I like parquet, it is very efficient format and supported by various projects, 
but there are some questions if we use parquet as the cube storage format:


1. Is it possible to locate a cuboid quickly in a parquet file? How to save 
cuboid metadata info in the parquet's FileMetaData, just in the metadata's 
key/value pair?


2. I notice that there is schema field in parquet's FileMetaData, but in a 
cube, different cuboids have different schemas, so we just save the basic 
cuboid schema in the schema field?  Will this cause storage waste?

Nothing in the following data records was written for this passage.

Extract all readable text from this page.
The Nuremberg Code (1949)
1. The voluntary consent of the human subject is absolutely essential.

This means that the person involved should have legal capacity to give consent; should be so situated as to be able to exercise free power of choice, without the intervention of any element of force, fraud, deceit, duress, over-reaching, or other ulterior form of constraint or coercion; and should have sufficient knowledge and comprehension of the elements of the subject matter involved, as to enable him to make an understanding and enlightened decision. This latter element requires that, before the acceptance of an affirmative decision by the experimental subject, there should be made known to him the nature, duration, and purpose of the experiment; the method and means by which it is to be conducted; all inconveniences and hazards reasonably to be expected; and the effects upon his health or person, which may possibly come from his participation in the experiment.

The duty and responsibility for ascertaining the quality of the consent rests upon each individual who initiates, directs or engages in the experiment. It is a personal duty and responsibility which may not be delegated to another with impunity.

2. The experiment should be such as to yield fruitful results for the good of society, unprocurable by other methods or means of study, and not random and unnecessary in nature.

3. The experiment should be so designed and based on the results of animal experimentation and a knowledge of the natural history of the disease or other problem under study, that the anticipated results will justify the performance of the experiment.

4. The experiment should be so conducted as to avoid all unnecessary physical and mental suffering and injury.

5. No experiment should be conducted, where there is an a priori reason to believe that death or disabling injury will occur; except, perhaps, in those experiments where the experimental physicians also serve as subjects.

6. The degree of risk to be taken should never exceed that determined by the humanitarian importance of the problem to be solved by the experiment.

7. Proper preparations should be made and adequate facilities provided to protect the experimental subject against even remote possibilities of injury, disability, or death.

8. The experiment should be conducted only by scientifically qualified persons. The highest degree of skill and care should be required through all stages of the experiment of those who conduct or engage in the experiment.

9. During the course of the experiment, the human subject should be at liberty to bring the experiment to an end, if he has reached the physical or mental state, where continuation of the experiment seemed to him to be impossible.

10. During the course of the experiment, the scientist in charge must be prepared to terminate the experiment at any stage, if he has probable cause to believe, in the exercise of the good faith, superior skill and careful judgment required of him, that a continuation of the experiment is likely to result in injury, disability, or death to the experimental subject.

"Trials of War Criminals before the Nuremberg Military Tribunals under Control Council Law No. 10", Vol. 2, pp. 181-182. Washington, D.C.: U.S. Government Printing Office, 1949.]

3. Can parquet support extension to add index easily, like bitmap index or B 
tree index for each column?


4. Do we need to build rpc server? if just use yarn to schedule spark tasks to 
do query, start/stop jvm may take seconds, then most queries will be slower 
than using HBase. Of course, it is more scalable, and some queries maybe faster.


Besides using parquet/orc, I think there are two other options:


1. Use customized columnar format, it is more flexible, we can add Kylin 
specific concepts in the storage, like cuboid, etc. also it will be easy to add 
different type index as we need. The disadvantage is need more effort to define 
the format and development(cannot leverage existing lib to read/write, and need 
to take care of compression), also cube data file cannot be used by other 
projects(Do we have this needs?).


2. Use local storage rather than HDFS, like Kudu/Druid/ClickHouse. Advantage of 
this solution is the query performance will be very good, and everything can be 
controlled by Kylin. Disvantage is need more effort to do the development, 
especially for the cluster management, fail over, scalability.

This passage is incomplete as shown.